De directeur heeft tegen deze uitspraak beroep ingesteld.
De beroepscommissie heeft […], plaatsvervangend vestigingsdirecteur van de PI Grave en klager gehoord op de zitting van 23 mei 2025 in de PI Vught. Mr. R. Kokee, secretaris bij de RSJ, was als toehoorder aanwezig.

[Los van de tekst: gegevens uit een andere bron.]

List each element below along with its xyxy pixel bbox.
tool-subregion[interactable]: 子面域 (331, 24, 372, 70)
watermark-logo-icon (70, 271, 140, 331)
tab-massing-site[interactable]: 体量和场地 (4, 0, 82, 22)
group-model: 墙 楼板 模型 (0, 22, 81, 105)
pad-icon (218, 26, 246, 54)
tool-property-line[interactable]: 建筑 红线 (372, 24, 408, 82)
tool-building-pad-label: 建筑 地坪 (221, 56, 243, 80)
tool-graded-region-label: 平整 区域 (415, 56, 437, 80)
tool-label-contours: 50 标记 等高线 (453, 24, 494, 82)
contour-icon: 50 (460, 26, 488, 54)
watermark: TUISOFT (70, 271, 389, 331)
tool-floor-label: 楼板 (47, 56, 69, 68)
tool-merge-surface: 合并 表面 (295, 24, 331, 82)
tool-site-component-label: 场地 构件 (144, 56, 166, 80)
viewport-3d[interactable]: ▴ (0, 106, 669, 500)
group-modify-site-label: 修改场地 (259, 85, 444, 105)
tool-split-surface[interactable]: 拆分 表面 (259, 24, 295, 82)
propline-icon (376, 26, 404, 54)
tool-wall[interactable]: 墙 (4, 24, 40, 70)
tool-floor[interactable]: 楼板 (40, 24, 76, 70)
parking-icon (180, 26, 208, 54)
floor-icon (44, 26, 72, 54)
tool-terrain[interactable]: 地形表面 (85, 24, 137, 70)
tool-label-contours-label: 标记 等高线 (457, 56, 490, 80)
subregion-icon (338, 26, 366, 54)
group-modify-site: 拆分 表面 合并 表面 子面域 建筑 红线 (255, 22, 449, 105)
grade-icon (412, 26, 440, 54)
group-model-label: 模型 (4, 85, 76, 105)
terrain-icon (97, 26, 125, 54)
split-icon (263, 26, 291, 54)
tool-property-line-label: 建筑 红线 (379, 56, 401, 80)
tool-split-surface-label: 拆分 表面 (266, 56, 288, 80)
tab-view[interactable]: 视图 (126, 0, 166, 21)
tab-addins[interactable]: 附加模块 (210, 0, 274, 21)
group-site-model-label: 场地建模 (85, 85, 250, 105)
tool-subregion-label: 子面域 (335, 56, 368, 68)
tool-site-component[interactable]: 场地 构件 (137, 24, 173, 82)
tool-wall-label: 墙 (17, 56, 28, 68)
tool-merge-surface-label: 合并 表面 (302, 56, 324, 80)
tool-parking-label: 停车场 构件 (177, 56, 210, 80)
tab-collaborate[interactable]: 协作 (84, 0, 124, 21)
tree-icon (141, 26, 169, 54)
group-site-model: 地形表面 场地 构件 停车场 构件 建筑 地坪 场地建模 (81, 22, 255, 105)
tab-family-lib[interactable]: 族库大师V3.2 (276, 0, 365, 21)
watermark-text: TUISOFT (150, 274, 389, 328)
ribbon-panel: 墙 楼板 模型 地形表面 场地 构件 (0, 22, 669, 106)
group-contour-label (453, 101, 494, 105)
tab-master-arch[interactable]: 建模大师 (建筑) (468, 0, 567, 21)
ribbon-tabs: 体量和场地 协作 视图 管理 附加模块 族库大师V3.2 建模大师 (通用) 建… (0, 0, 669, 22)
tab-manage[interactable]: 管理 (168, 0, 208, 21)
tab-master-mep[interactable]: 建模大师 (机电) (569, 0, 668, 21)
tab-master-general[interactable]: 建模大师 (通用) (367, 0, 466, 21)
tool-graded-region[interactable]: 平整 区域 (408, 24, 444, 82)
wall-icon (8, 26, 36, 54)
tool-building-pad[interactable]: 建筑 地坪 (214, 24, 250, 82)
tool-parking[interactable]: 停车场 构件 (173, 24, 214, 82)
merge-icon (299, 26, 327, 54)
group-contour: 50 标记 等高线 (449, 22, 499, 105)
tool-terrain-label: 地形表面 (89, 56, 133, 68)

2. De standpunten in beroep
Standpunt van de directeur
Op de beelden is – anders dan in de schriftelijke mededeling van de aan klager opgelegde disciplinaire straf is omschreven – niet te zien dat klager zijn medegedetineerde heeft geslagen. Wel is te zien dat hij op zijn medegedetineerde af komt lopen, hem om zijn nek pakt, en hem lang vasthoudt. De medegedetineerde had een strijkijzer in zijn hand met een snoer eraan. Klager had eenvoudig weg kunnen lopen uit de situatie, maar koos ervoor om dat niet te doen. Klager heeft de medegedetineerde ook nog geduwd. Er was geen sprake van zelfverdediging. Klager heeft onnodig geweld gebruikt tegen een medegedetineerde en daarvoor is hij bestraft.
Standpunt van klager
De betreffende medegedetineerde zei tegen klager dat zijn strijkijzer het niet deed en hij vroeg aan hem of hij ernaar wilde kijken. Klager is vervolgens naar de medegedetineerde gelopen om hem te helpen. Toen klager voor hem stond hield de medegedetineerde het hete strijkijzer in de lucht en zei hij tegen klager: “Hoe zou je het vinden als ik dit strijkijzer in je gezicht druk?”. Klager heeft op de zitting verklaard dat hij op dat moment boos werd op de medegedetineerde. De medegedetineerde bewoog toen direct het strijkijzer in de richting van klagers gezicht. Daarop reageerde klager door met zijn linkerhand de rechterhand van de medegedetineerde vast te pakken waarmee hij het strijkijzer vasthield. Met zijn andere hand heeft klager vervolgens het strijkijzer afgepakt van de medegedetineerde. Daarbij heeft klager een brandwond opgelopen aan zijn rechterpols. Klager stelt uit zelfverdediging te hebben gehandeld. Hij had misschien wel weg kunnen lopen, maar alles gebeurde in een fractie van een seconde, aldus klager.
3. De beoordeling
De directeur kan op grond van het bepaalde in artikel 51, eerste lid, in samenhang met artikel 50, eerste lid, van de Penitentiaire beginselenwet (Pbw) een disciplinaire straf opleggen voor het begaan van feiten die onverenigbaar zijn met de orde of de veiligheid in de inrichting dan wel met de ongestoorde tenuitvoerlegging van de vrijheidsbeneming. In artikel 51, vijfde lid, van de Pbw is bepaald dat geen straf kan worden opgelegd als de gedetineerde niet voor het begaan van dergelijke feiten verantwoordelijk kan worden gehouden.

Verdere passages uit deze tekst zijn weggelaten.